R: Acertam em entrar em contato com muitas referências, exemplos, métodos, processos e técnicas.
Erram ao fazer coisas sem pensar. Sem conseguir dar uma justificativa das decisões que tomaram. Por favor, não decida algo só porque viu algum método ou artigo. Tente criar seus próprios argumentos; de preferência com base em informações sobre os usuários ou sobre o contexto do negócio.
5. E para quem busca evoluir na carreira, quais erros você entende que devem ser evitados?
R: Não pensar em porque quer evoluir. Às vezes a gente quer evoluir pra se comparar com outras pessoas ou apenas pra ganhar mais. Nem sempre a gente precisa mudar completamente pra evoluir. Talvez você não precise aprender algo totalmente novo. Talvez você não precise se tornar uma liderança. Podemos continuar melhorando ao mesmo tempo em que continuamos sendo quem somos.
6. Na sua visão, quais características técnicas diferenciam um designer Júnior, Pleno e Sênior?
R: Pra mim, senioridade é sobre confiança. Quanto mais sênior, mais posso confiar em você. No lado técnico, isso se desdobra em considerar mais cenários, materializar para experiências com menos riscos, saber quando ou quais técnicas e métodos utilizar, etc. Se quer saber o detalhe disso no mão na massa (ou craft, como é conhecido) recomendo o artigo ‘Os 7 níveis do craft de design — e como alcançar o próximo’ do Fabricio Teixeira.

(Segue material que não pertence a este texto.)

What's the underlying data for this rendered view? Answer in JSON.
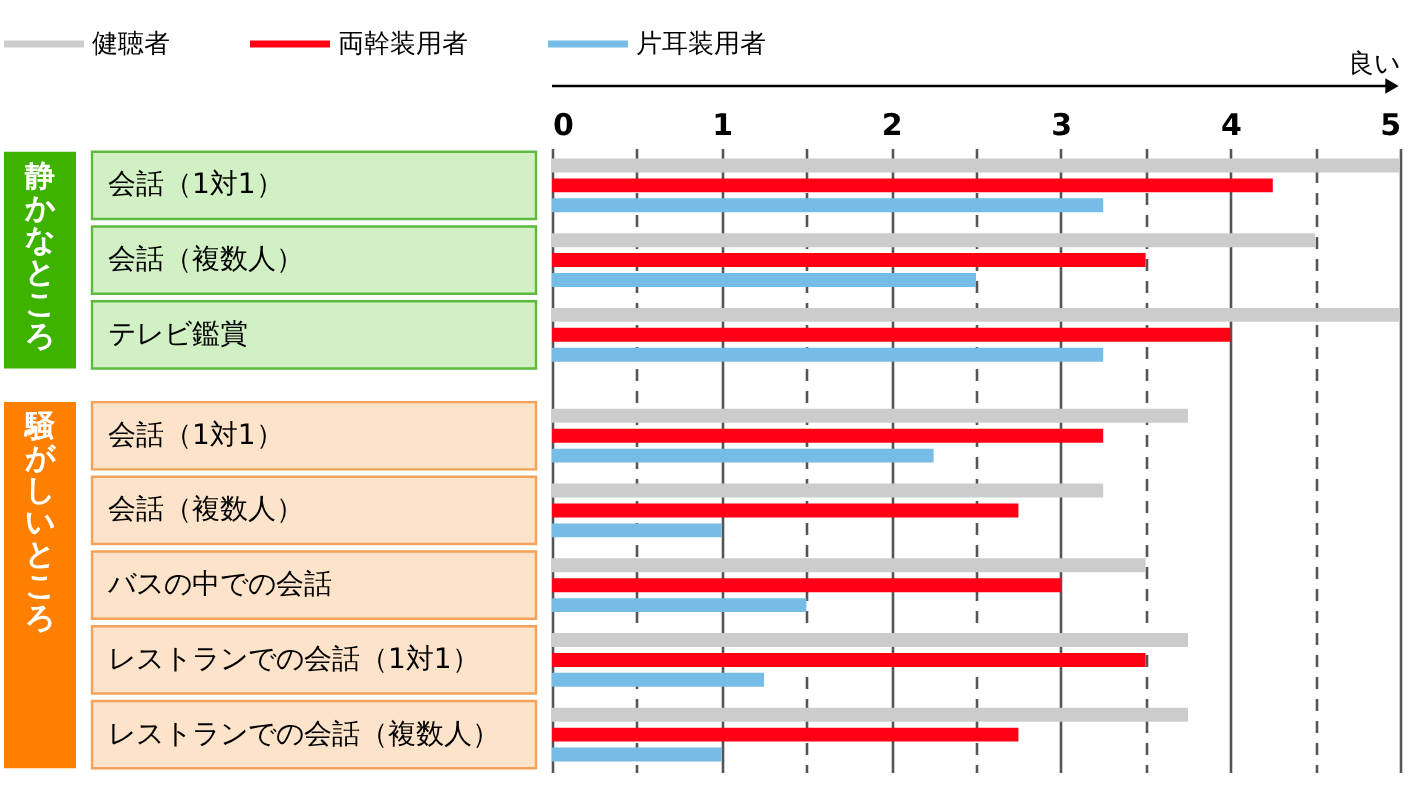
{
  "chart_data": {
    "type": "bar",
    "orientation": "horizontal",
    "categories": [
      "会話（1対1）",
      "会話（複数人）",
      "テレビ鑑賞",
      "会話（1対1）",
      "会話（複数人）",
      "バスの中での会話",
      "レストランでの会話（1対1）",
      "レストランでの会話（複数人）"
    ],
    "series": [
      {
        "name": "健聴者",
        "color": "#cccccc",
        "values": [
          5,
          4.5,
          5,
          3.75,
          3.25,
          3.5,
          3.75,
          3.75
        ]
      },
      {
        "name": "両幹装用者",
        "color": "#ff0015",
        "values": [
          4.25,
          3.5,
          4,
          3.25,
          2.75,
          3,
          3.5,
          2.75
        ]
      },
      {
        "name": "片耳装用者",
        "color": "#75bde6",
        "values": [
          3.25,
          2.5,
          3.25,
          2.25,
          1,
          1.5,
          1.25,
          1
        ]
      }
    ],
    "xlim": [
      0,
      5
    ],
    "xticks": [
      0,
      {
        "value": 0.5,
        "label": null
      },
      1,
      {
        "value": 1.5,
        "label": null
      },
      2,
      {
        "value": 2.5,
        "label": null
      },
      3,
      {
        "value": 3.5,
        "label": null
      },
      4,
      {
        "value": 4.5,
        "label": null
      },
      5
    ],
    "grid": "x",
    "legend": "top",
    "annotations": [
      "静かなところ",
      "騒がしいところ",
      "良い"
    ]
  }
}
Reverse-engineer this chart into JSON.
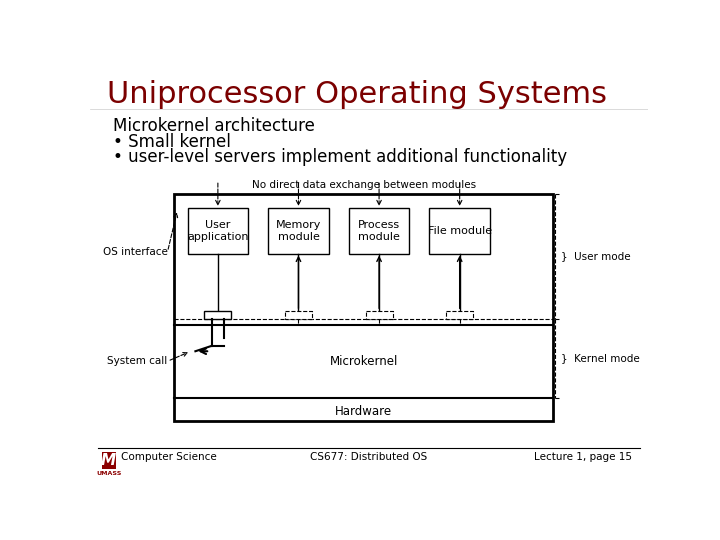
{
  "title": "Uniprocessor Operating Systems",
  "title_color": "#7B0000",
  "title_fontsize": 22,
  "subtitle_lines": [
    "Microkernel architecture",
    "• Small kernel",
    "• user-level servers implement additional functionality"
  ],
  "subtitle_fontsize": 12,
  "diagram_label_top": "No direct data exchange between modules",
  "modules": [
    "User\napplication",
    "Memory\nmodule",
    "Process\nmodule",
    "File module"
  ],
  "left_label1": "OS interface",
  "left_label2": "System call",
  "right_label1": "}  User mode",
  "right_label2": "}  Kernel mode",
  "kernel_label": "Microkernel",
  "hardware_label": "Hardware",
  "footer_left": "Computer Science",
  "footer_center": "CS677: Distributed OS",
  "footer_right": "Lecture 1, page 15",
  "bg_color": "#ffffff",
  "text_color": "#000000"
}
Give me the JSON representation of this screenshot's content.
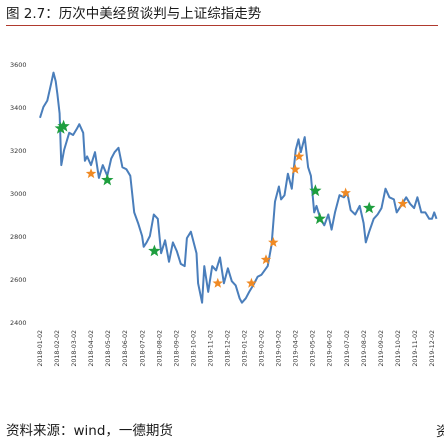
{
  "header": {
    "title": "图 2.7：历次中美经贸谈判与上证综指走势"
  },
  "footer": {
    "source": "资料来源：wind，一德期货",
    "edge_glyph": "资"
  },
  "chart_data": {
    "type": "line",
    "title": "",
    "xlabel": "",
    "ylabel": "",
    "ylim": [
      2400,
      3600
    ],
    "yticks": [
      2400,
      2600,
      2800,
      3000,
      3200,
      3400,
      3600
    ],
    "xlim": [
      "2018-01-02",
      "2019-12-02"
    ],
    "x_tick_labels": [
      "2018-01-02",
      "2018-02-02",
      "2018-03-02",
      "2018-04-02",
      "2018-05-02",
      "2018-06-02",
      "2018-07-02",
      "2018-08-02",
      "2018-09-02",
      "2018-10-02",
      "2018-11-02",
      "2018-12-02",
      "2019-01-02",
      "2019-02-02",
      "2019-03-02",
      "2019-04-02",
      "2019-05-02",
      "2019-06-02",
      "2019-07-02",
      "2019-08-02",
      "2019-09-02",
      "2019-10-02",
      "2019-11-02",
      "2019-12-02"
    ],
    "grid": false,
    "colors": {
      "line": "#4a7ebb",
      "star_green": "#1e9e3e",
      "star_orange": "#f08a24"
    },
    "series": [
      {
        "points": [
          [
            "2018-01-02",
            3350
          ],
          [
            "2018-01-08",
            3400
          ],
          [
            "2018-01-15",
            3430
          ],
          [
            "2018-01-22",
            3510
          ],
          [
            "2018-01-26",
            3560
          ],
          [
            "2018-01-30",
            3520
          ],
          [
            "2018-02-02",
            3460
          ],
          [
            "2018-02-06",
            3370
          ],
          [
            "2018-02-09",
            3130
          ],
          [
            "2018-02-14",
            3200
          ],
          [
            "2018-02-23",
            3280
          ],
          [
            "2018-03-02",
            3270
          ],
          [
            "2018-03-09",
            3300
          ],
          [
            "2018-03-13",
            3320
          ],
          [
            "2018-03-20",
            3280
          ],
          [
            "2018-03-23",
            3150
          ],
          [
            "2018-03-27",
            3170
          ],
          [
            "2018-04-03",
            3130
          ],
          [
            "2018-04-10",
            3190
          ],
          [
            "2018-04-17",
            3070
          ],
          [
            "2018-04-24",
            3130
          ],
          [
            "2018-05-02",
            3080
          ],
          [
            "2018-05-09",
            3160
          ],
          [
            "2018-05-15",
            3190
          ],
          [
            "2018-05-22",
            3210
          ],
          [
            "2018-05-29",
            3120
          ],
          [
            "2018-06-05",
            3110
          ],
          [
            "2018-06-12",
            3080
          ],
          [
            "2018-06-19",
            2910
          ],
          [
            "2018-06-26",
            2860
          ],
          [
            "2018-07-03",
            2800
          ],
          [
            "2018-07-06",
            2750
          ],
          [
            "2018-07-11",
            2770
          ],
          [
            "2018-07-17",
            2800
          ],
          [
            "2018-07-24",
            2900
          ],
          [
            "2018-07-31",
            2880
          ],
          [
            "2018-08-06",
            2720
          ],
          [
            "2018-08-13",
            2780
          ],
          [
            "2018-08-20",
            2680
          ],
          [
            "2018-08-27",
            2770
          ],
          [
            "2018-09-03",
            2730
          ],
          [
            "2018-09-10",
            2670
          ],
          [
            "2018-09-17",
            2660
          ],
          [
            "2018-09-21",
            2790
          ],
          [
            "2018-09-28",
            2820
          ],
          [
            "2018-10-08",
            2720
          ],
          [
            "2018-10-11",
            2580
          ],
          [
            "2018-10-18",
            2490
          ],
          [
            "2018-10-22",
            2660
          ],
          [
            "2018-10-29",
            2540
          ],
          [
            "2018-11-05",
            2660
          ],
          [
            "2018-11-12",
            2640
          ],
          [
            "2018-11-19",
            2700
          ],
          [
            "2018-11-26",
            2580
          ],
          [
            "2018-12-03",
            2650
          ],
          [
            "2018-12-10",
            2590
          ],
          [
            "2018-12-17",
            2570
          ],
          [
            "2018-12-24",
            2510
          ],
          [
            "2018-12-28",
            2490
          ],
          [
            "2019-01-04",
            2510
          ],
          [
            "2019-01-10",
            2540
          ],
          [
            "2019-01-17",
            2570
          ],
          [
            "2019-01-25",
            2610
          ],
          [
            "2019-02-01",
            2620
          ],
          [
            "2019-02-12",
            2660
          ],
          [
            "2019-02-19",
            2760
          ],
          [
            "2019-02-25",
            2960
          ],
          [
            "2019-03-04",
            3030
          ],
          [
            "2019-03-08",
            2970
          ],
          [
            "2019-03-14",
            2990
          ],
          [
            "2019-03-20",
            3090
          ],
          [
            "2019-03-27",
            3020
          ],
          [
            "2019-04-03",
            3200
          ],
          [
            "2019-04-08",
            3250
          ],
          [
            "2019-04-12",
            3190
          ],
          [
            "2019-04-19",
            3260
          ],
          [
            "2019-04-25",
            3120
          ],
          [
            "2019-04-30",
            3080
          ],
          [
            "2019-05-06",
            2910
          ],
          [
            "2019-05-10",
            2940
          ],
          [
            "2019-05-17",
            2880
          ],
          [
            "2019-05-24",
            2850
          ],
          [
            "2019-05-31",
            2900
          ],
          [
            "2019-06-06",
            2830
          ],
          [
            "2019-06-12",
            2910
          ],
          [
            "2019-06-20",
            2990
          ],
          [
            "2019-06-28",
            2980
          ],
          [
            "2019-07-04",
            3000
          ],
          [
            "2019-07-10",
            2920
          ],
          [
            "2019-07-18",
            2900
          ],
          [
            "2019-07-26",
            2940
          ],
          [
            "2019-08-02",
            2860
          ],
          [
            "2019-08-06",
            2770
          ],
          [
            "2019-08-12",
            2820
          ],
          [
            "2019-08-20",
            2880
          ],
          [
            "2019-08-27",
            2900
          ],
          [
            "2019-09-03",
            2930
          ],
          [
            "2019-09-10",
            3020
          ],
          [
            "2019-09-17",
            2980
          ],
          [
            "2019-09-25",
            2970
          ],
          [
            "2019-09-30",
            2910
          ],
          [
            "2019-10-10",
            2950
          ],
          [
            "2019-10-17",
            2980
          ],
          [
            "2019-10-24",
            2950
          ],
          [
            "2019-10-31",
            2930
          ],
          [
            "2019-11-06",
            2980
          ],
          [
            "2019-11-13",
            2910
          ],
          [
            "2019-11-20",
            2910
          ],
          [
            "2019-11-27",
            2880
          ],
          [
            "2019-12-02",
            2880
          ],
          [
            "2019-12-06",
            2910
          ],
          [
            "2019-12-10",
            2880
          ]
        ]
      }
    ],
    "markers": [
      {
        "x": "2018-02-08",
        "y": 3300,
        "color": "green"
      },
      {
        "x": "2018-02-13",
        "y": 3310,
        "color": "green"
      },
      {
        "x": "2018-04-03",
        "y": 3090,
        "color": "orange"
      },
      {
        "x": "2018-05-02",
        "y": 3060,
        "color": "green"
      },
      {
        "x": "2018-07-25",
        "y": 2730,
        "color": "green"
      },
      {
        "x": "2018-11-15",
        "y": 2580,
        "color": "orange"
      },
      {
        "x": "2019-01-14",
        "y": 2580,
        "color": "orange"
      },
      {
        "x": "2019-02-09",
        "y": 2690,
        "color": "orange"
      },
      {
        "x": "2019-02-22",
        "y": 2770,
        "color": "orange"
      },
      {
        "x": "2019-04-02",
        "y": 3110,
        "color": "orange"
      },
      {
        "x": "2019-04-09",
        "y": 3170,
        "color": "orange"
      },
      {
        "x": "2019-05-08",
        "y": 3010,
        "color": "green"
      },
      {
        "x": "2019-05-16",
        "y": 2880,
        "color": "green"
      },
      {
        "x": "2019-07-01",
        "y": 3000,
        "color": "orange"
      },
      {
        "x": "2019-08-12",
        "y": 2930,
        "color": "green"
      },
      {
        "x": "2019-10-11",
        "y": 2950,
        "color": "orange"
      }
    ]
  }
}
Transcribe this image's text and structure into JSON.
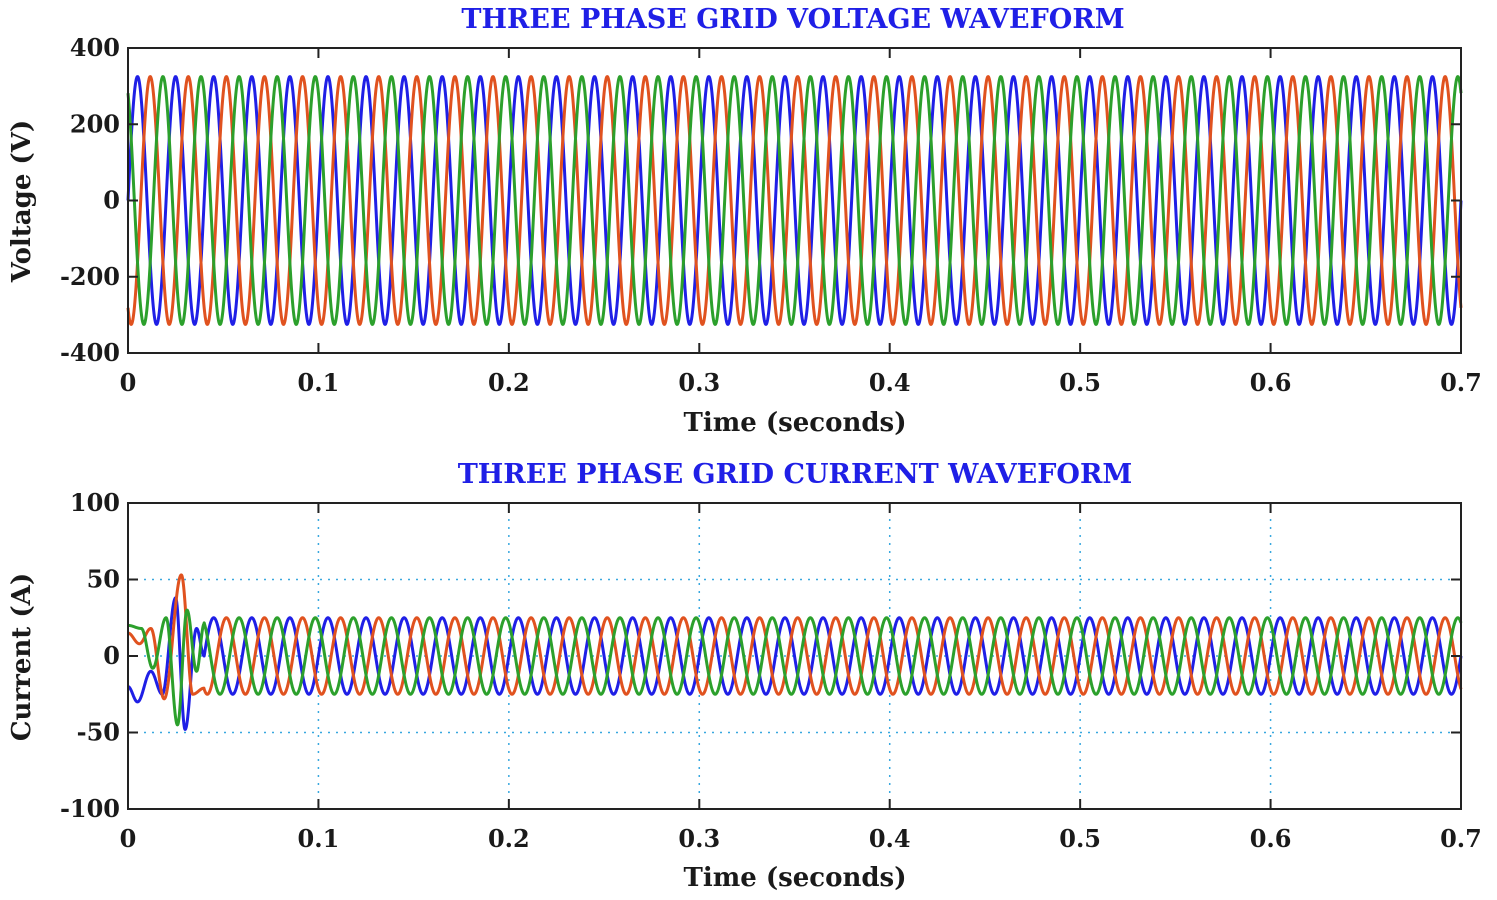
{
  "chart_data": [
    {
      "type": "line",
      "title": "THREE PHASE GRID VOLTAGE WAVEFORM",
      "xlabel": "Time (seconds)",
      "ylabel": "Voltage (V)",
      "xlim": [
        0,
        0.7
      ],
      "ylim": [
        -400,
        400
      ],
      "xticks": [
        0,
        0.1,
        0.2,
        0.3,
        0.4,
        0.5,
        0.6,
        0.7
      ],
      "xtick_labels": [
        "0",
        "0.1",
        "0.2",
        "0.3",
        "0.4",
        "0.5",
        "0.6",
        "0.7"
      ],
      "yticks": [
        -400,
        -200,
        0,
        200,
        400
      ],
      "ytick_labels": [
        "-400",
        "-200",
        "0",
        "200",
        "400"
      ],
      "grid": false,
      "frequency_hz": 50,
      "series": [
        {
          "color": "#1f1fe6",
          "amplitude": 325,
          "phase_deg": 0
        },
        {
          "color": "#e0521f",
          "amplitude": 325,
          "phase_deg": -120
        },
        {
          "color": "#2ca02c",
          "amplitude": 325,
          "phase_deg": 120
        }
      ]
    },
    {
      "type": "line",
      "title": "THREE PHASE GRID CURRENT WAVEFORM",
      "xlabel": "Time (seconds)",
      "ylabel": "Current (A)",
      "xlim": [
        0,
        0.7
      ],
      "ylim": [
        -100,
        100
      ],
      "xticks": [
        0,
        0.1,
        0.2,
        0.3,
        0.4,
        0.5,
        0.6,
        0.7
      ],
      "xtick_labels": [
        "0",
        "0.1",
        "0.2",
        "0.3",
        "0.4",
        "0.5",
        "0.6",
        "0.7"
      ],
      "yticks": [
        -100,
        -50,
        0,
        50,
        100
      ],
      "ytick_labels": [
        "-100",
        "-50",
        "0",
        "50",
        "100"
      ],
      "grid": true,
      "frequency_hz": 50,
      "transient_end": 0.04,
      "series": [
        {
          "color": "#1f1fe6",
          "amplitude": 25,
          "phase_deg": 0,
          "transient": [
            [
              0,
              -20
            ],
            [
              0.005,
              -30
            ],
            [
              0.012,
              -10
            ],
            [
              0.018,
              -25
            ],
            [
              0.025,
              38
            ],
            [
              0.03,
              -48
            ],
            [
              0.036,
              18
            ],
            [
              0.04,
              0
            ]
          ]
        },
        {
          "color": "#e0521f",
          "amplitude": 25,
          "phase_deg": -120,
          "transient": [
            [
              0,
              15
            ],
            [
              0.006,
              8
            ],
            [
              0.012,
              18
            ],
            [
              0.019,
              -28
            ],
            [
              0.028,
              53
            ],
            [
              0.034,
              -25
            ],
            [
              0.04,
              -21
            ]
          ]
        },
        {
          "color": "#2ca02c",
          "amplitude": 25,
          "phase_deg": 120,
          "transient": [
            [
              0,
              20
            ],
            [
              0.007,
              18
            ],
            [
              0.013,
              -8
            ],
            [
              0.02,
              25
            ],
            [
              0.026,
              -45
            ],
            [
              0.031,
              30
            ],
            [
              0.036,
              -10
            ],
            [
              0.04,
              21
            ]
          ]
        }
      ]
    }
  ]
}
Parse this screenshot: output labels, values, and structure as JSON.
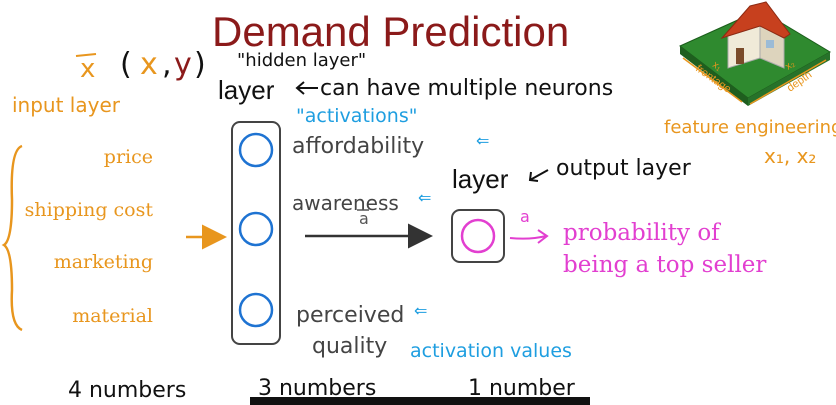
{
  "title": "Demand Prediction",
  "colors": {
    "title": "#8b1a1a",
    "orange": "#e8961e",
    "blue": "#1e73d2",
    "magenta": "#e23fd0",
    "ink": "#111111",
    "gray": "#555555"
  },
  "notation": {
    "x_vec": "x",
    "open_paren": "(",
    "x": "x",
    "comma": ",",
    "y": "y",
    "close_paren": ")"
  },
  "input_layer": {
    "label": "input layer",
    "features": [
      "price",
      "shipping cost",
      "marketing",
      "material"
    ],
    "count_label": "4 numbers"
  },
  "hidden_layer": {
    "quote_label": "\"hidden layer\"",
    "layer_word": "layer",
    "note": "can have multiple neurons",
    "activations_label": "\"activations\"",
    "neurons": [
      "affordability",
      "awareness",
      "perceived quality"
    ],
    "activation_values_label": "activation values",
    "count_label": "3 numbers"
  },
  "vector_label": "a",
  "output_layer": {
    "layer_word": "layer",
    "note": "output layer",
    "output_label": "a",
    "result": "probability of being a top seller",
    "count_label": "1 number"
  },
  "feature_engineering": {
    "label": "feature engineering",
    "vars": "x₁, x₂",
    "house": {
      "frontage": "frontage",
      "depth": "depth",
      "x1": "x₁",
      "x2": "x₂"
    }
  }
}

7. Como você enxerga a trajetória até alcançar o nível Sênior em Design de Produtos Digitais?
R: Relativa. Depende muito da quantidade e do nível de desafios que você vai precisar encarar, e da intenção que você tem ao resolvê-los. Senioridade é muito relativa, um sênior de uma startup local pode ser um júnior do Google, então é uma trajetória que não deve ser apressada.

1. Qual dica você daria sobre portfólio para quem está começando? Quais critérios ajudam a estruturar um portfólio efetivo e quais atributos não podem faltar?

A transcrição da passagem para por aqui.